Quando l’estate volgeva al termine, la degente ero io. In posizione obliqua sulla sedia, ero collegata ad un boccettone di Negroni tramite cannuccia chilometrica, mi limitavo ad annuire di tanto in tanto e contemporaneamente tiravo su un po’ di liquido. Una sera decisi di saltare la seduta. Non ce la facevo più. La sera successiva lo trovai in stato larvale.
“Hei, che hai?”
“Ieri non sei venuta…io ti aspettavo…sono stato male senza di te.”
Ueilà, si muove qualcosa. Finalmente!
“Mi dispiace…è che non stavo bene, ma adesso è tutto ok. Però… sono felice che tu abbia sentito la mia mancanza…”
“Già. Bene. Dove eravamo rimasti?”
“Ah…uhm…a quella volta che tu chiedesti a Viviana chi avrebbe gettato giù dalla torre se te o il suo pechinese e lei rispose che ci doveva pensare.”
“Ah sì! Ma ti rendi conto?! - Ci devo pensare - Come se io e quel ratto peloso fossimo sullo stesso piano! E non ti ho ancora raccontato di quella volta che…”
“Scusa un attimo, ti dispiace se prima ordino il solito?”
…tanto è l’ultimo. Sono sicura che la sta dimenticando. Sento che si sta affezionando a me.
“Ma figurati, faccio io. Anselmo! Anselmoooo!! Porta un Negroni per…per…scusa, com’è che ti chiami?”
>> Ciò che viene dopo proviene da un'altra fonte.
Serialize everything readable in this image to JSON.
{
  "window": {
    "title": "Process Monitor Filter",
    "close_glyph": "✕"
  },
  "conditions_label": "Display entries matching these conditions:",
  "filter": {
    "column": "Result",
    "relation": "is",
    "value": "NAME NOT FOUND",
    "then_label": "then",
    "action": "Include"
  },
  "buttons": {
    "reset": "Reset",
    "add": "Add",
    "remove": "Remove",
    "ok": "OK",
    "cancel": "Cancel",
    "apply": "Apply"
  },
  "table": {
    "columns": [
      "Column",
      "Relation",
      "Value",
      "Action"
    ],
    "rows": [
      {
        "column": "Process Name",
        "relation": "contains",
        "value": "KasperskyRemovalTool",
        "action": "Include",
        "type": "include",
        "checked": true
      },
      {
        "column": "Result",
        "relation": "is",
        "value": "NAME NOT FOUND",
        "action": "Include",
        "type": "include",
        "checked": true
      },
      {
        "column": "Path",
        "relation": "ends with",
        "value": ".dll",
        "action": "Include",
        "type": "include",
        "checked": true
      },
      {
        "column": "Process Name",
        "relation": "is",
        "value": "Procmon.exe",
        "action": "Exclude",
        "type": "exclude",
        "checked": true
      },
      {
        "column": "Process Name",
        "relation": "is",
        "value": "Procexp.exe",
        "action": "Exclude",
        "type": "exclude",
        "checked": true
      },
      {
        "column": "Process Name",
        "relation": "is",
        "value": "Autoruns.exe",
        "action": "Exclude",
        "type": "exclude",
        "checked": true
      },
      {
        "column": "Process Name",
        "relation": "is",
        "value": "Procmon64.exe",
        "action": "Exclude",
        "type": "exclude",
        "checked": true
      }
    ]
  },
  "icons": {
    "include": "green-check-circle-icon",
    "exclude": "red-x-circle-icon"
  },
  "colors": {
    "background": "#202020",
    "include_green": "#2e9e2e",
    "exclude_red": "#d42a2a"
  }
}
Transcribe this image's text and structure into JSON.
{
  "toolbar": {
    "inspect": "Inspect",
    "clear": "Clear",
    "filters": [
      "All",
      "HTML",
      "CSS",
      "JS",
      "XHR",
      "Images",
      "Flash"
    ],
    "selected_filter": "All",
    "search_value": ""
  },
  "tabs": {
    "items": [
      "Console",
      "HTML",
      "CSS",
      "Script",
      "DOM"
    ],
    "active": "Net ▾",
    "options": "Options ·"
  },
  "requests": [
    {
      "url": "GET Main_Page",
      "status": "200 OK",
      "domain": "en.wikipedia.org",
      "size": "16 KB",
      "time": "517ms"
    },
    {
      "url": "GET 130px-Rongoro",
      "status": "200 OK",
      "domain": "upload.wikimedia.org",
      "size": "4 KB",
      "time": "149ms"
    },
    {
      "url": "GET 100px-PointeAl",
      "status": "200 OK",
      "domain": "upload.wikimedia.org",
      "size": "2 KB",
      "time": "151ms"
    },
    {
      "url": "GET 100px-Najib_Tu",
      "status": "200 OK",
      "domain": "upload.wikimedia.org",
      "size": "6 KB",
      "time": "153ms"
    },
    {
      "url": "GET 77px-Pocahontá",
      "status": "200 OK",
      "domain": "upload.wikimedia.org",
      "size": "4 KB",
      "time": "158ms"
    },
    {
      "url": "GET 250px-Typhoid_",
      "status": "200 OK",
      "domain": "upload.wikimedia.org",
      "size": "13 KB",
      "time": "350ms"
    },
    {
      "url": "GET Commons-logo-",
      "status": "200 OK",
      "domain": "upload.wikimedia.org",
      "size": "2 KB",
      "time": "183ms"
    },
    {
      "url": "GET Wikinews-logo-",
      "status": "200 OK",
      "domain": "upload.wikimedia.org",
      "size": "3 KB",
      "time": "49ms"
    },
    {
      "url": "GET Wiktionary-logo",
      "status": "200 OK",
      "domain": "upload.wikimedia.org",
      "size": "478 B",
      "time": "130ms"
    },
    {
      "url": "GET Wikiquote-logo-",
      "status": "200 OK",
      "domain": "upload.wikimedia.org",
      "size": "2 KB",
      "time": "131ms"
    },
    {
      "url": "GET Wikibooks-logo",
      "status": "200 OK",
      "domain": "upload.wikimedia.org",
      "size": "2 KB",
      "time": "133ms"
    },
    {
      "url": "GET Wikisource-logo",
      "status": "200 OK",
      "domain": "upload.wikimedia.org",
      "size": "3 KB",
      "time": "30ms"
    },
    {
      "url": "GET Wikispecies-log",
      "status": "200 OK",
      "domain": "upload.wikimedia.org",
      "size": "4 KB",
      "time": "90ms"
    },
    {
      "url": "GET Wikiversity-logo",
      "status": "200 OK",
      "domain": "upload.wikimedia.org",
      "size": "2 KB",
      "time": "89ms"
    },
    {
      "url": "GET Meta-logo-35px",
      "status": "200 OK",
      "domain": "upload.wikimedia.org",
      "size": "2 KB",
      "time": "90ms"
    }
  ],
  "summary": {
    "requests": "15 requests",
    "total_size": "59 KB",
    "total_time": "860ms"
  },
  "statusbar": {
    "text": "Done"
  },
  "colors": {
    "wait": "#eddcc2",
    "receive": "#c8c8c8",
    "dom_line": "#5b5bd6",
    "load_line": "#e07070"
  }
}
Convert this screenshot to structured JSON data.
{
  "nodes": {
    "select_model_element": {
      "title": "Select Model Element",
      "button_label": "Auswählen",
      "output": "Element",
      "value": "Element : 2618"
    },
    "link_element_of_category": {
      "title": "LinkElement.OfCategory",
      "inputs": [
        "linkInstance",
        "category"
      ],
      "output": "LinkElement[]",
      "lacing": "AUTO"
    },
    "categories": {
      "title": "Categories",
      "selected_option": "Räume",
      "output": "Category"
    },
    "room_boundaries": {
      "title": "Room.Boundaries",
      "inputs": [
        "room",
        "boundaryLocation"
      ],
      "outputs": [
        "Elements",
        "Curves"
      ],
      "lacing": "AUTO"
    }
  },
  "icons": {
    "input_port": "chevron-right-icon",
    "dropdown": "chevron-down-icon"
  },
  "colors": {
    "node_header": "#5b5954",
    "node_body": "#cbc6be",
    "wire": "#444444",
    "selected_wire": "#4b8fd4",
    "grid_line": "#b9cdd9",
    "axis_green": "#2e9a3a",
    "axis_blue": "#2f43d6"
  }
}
La seconda categoria, quella dei malati immaginari, è molto più pericolosa e infida.
Ci sono uomini che scoppiano di salute e testosterone. Ma appena gli chiedi qualcosa di più concreto li vedi impallidire, balbettare, tremare, e se necessario anche piangere.
“Oddio…cos’hai? Non ti senti bene? Santo cielo, ti ho chiesto di accompagnarmi al matrimonio di mia cugina, mica a Mauthausen!”
“No…è che… sai…ti ho mai parlato di Lara?”
“No.”
“Il fatto è che Lara è ancora una ferita aperta.”
Tra un po’ te la apro io una ferita in fronte.
“Lei…lei…oddio….”
Singhiozzo convulso.
“Parlarne è troppo doloroso per me… non so se ce la faccio.”
“Ce la fai, ce la fai…”
“No…io non ce la..”
“CE LA FAI.”
“La…Lara era la mia ex. Ci dovevamo sposare, ma un giorno lei se ne è andata senza una spiegazione. E io da allora soffro. Soffro maledettamente.”
“Non mi pareva che stanotte soffrissi tanto. E comunque pazienza, verrai sofferente.”
“Io… non ce la faccio, soprattutto ai matrimoni non ce la faccio. Ti rovinerei la festa.”
“Sarà rovinata se finirò seduta al tavolo Mughetto.”
“Cosa?”
“Il tavolo delle cugine single. Tu verrai con me e siederemo al tavolo Orchidea, quello delle cugine accoppiate.”
“Ough! Couf Couf…No…ti prego, sto troppo male. Il ricordo di Sara mi affligge.”
“Non si chiamava Lara?”
“Ah sì! Certo, Lara. Lara, sì.”
“Senti, per me puoi anche venire con una flebo infilata nel braccio. Ma siederai con me al tavolo Orchidea.”
“Tu non capisci, io ho rasentato il suicidio per Mara!”
“Lara.”
“Ah…sì. Lara, Lara.”
“Forse non hai capito, io a quel matrimonio ci devo andare accompagnata, anche da un cadavere se necessario.”
“Mi dispiace ma non credo che reggerei…”
“Stammi a sentire, lurido pezzo di letame avariato: a Lara, Sara e Mara aggiungici anche una BARA.”
“Ba..Bara?”
“Sì, BARA. È il nome del monolocale in cui passerai il tuo futuro se non verrai con me a quel cazzo di matrimonio e non incollerai il tuo culo a quella fottuta sedia di quel fottuto tavolo Orchidea. Chiaro?”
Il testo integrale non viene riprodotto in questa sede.